1. Caddy version (caddy version
):
v2.4.6
2. How I run Caddy:
As installed by this script
a. System environment:
Caddy runs in an iocage jail on TrueNAS (FreeBSD) 12
b. Command:
service caddy start
c. Service/unit/compose file:
n/a
d. My complete Caddyfile or JSON config:
{
# acme_ca https://acme-staging-v02.api.letsencrypt.org/directory
email sysadmin@glod.studio
}
:2020 {
respond "Hello, world!"
}
cumulus.glod.studio {
encode gzip
reverse_proxy http://10.188.0.33
}
warden.glod.studio {
encode gzip
reverse_proxy http://10.188.0.43:4567
collabora.glod.studio {
encode gzip
@collabora {
path /loleaflet/* # Loleaflet is the client part of LibreOffice
path /hosting/discovery # WOPI discovery URL
path /hosting/capabilities # Show capabilities as json
path /lool/* # Main websocket, uploads/downloads, presentations
}
reverse_proxy @collabora http://10.188.0.35:9980
}
octoprint.lan.glod.studio {
reverse_proxy http://10.188.0.44:5000
tls {
dns lego_deprecated domeneshop
}
3. The problem I’m having:
I’ve been using Caddy for a while as a reverse proxy for a couple of public services (Nextcloud/Collabora, Vaultwarden) and it’s worked well so far.

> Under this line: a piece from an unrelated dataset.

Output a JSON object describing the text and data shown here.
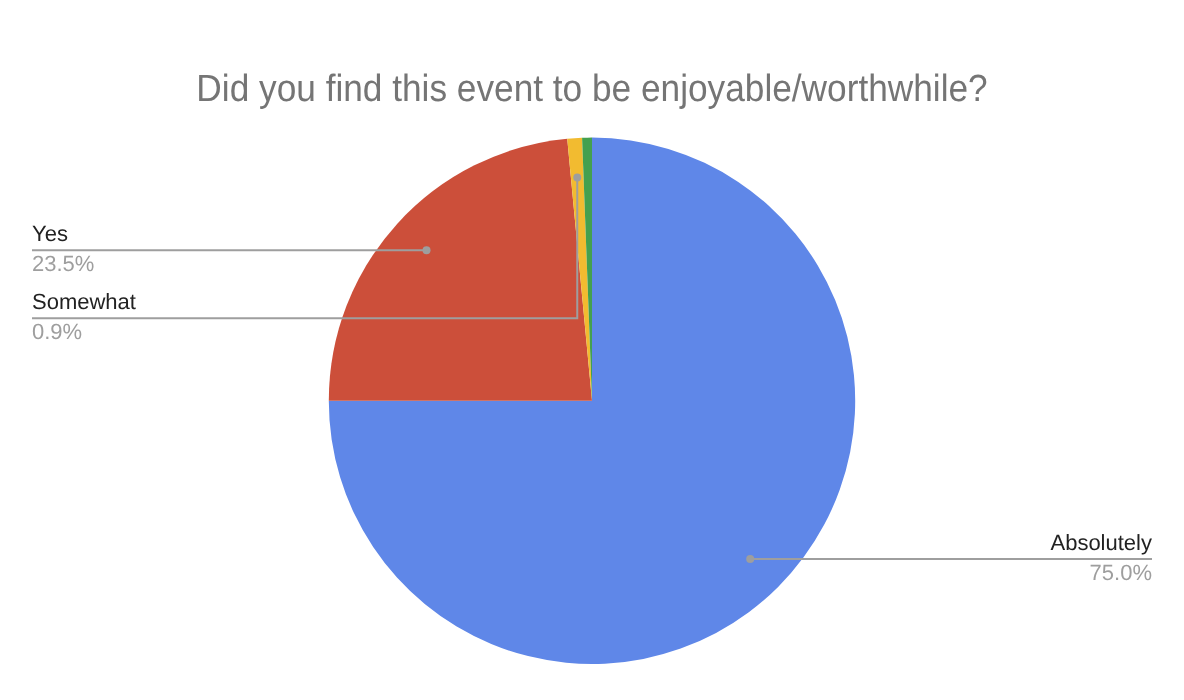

I would also like to use Caddy as a reverse proxy for some internal web interfaces (Node-Red and Octoprint, plus a few others). I’ll need to use the DNS challenge as the subdomain .lan.glod.studio is internal only and has no A record. The only support for my provider (Domeneshop) is by means of the lego-deprecated plugin. I’ll need to set the Domeneshop API token and secret using environment variables, but I must admit I can’t figure out how to pass those to Caddy.
4. Error messages and/or full log output:
{"level":"info","ts":1644186567.9219067,"msg":"using provided configuration","config_file":"/usr/local/www/Caddyfile","config_adapter":"caddyfile"}
{"level":"info","ts":1644186567.9241796,"logger":"admin","msg":"admin endpoint started","address":"tcp/localhost:2019","enforce_origin":false,"origins":["localhost:2019","[::1]:2019","127.0.0.1:2019"]}
{"level":"info","ts":1644186567.9243329,"logger":"tls.cache.maintenance","msg":"started background certificate maintenance","cache":"0xc00063f6c0"}
{"level":"info","ts":1644186567.9243772,"logger":"tls.cache.maintenance","msg":"stopped background certificate maintenance","cache":"0xc00063f6c0"}
run: loading initial config: loading new config: loading http app module: provision http: getting tls app: loading tls app module: provision tls: provisioning automation policy 0: loading TLS automation management module: position 0: loading module 'acme': provision tls.issuance.acme: loading DNS provider module: loading module 'lego_deprecated': provision dns.providers.lego_deprecated: domeneshop: some credentials information are missing: DOMENESHOP_API_TOKEN,DOMENESHOP_API_SECRET
start: caddy process exited with error: exit status 1
5. What I already tried:
To get started I just tried using setenv (FreeBSD’s equivalent to export),
setenv DOMENESHOP_API_TOKEN mytoken
setenv DOMENESHOP_API_SECRET mysecret
And I checked the output of env to make sure that they’d been properly set. Didn’t work. I also tried using rc.conf,
sysrc caddy_env="DOMENESHOP_API_TOKEN=mytoken DOMENESHOP_API_SECRET=mysecret"
and a reboot, but that didn’t work either.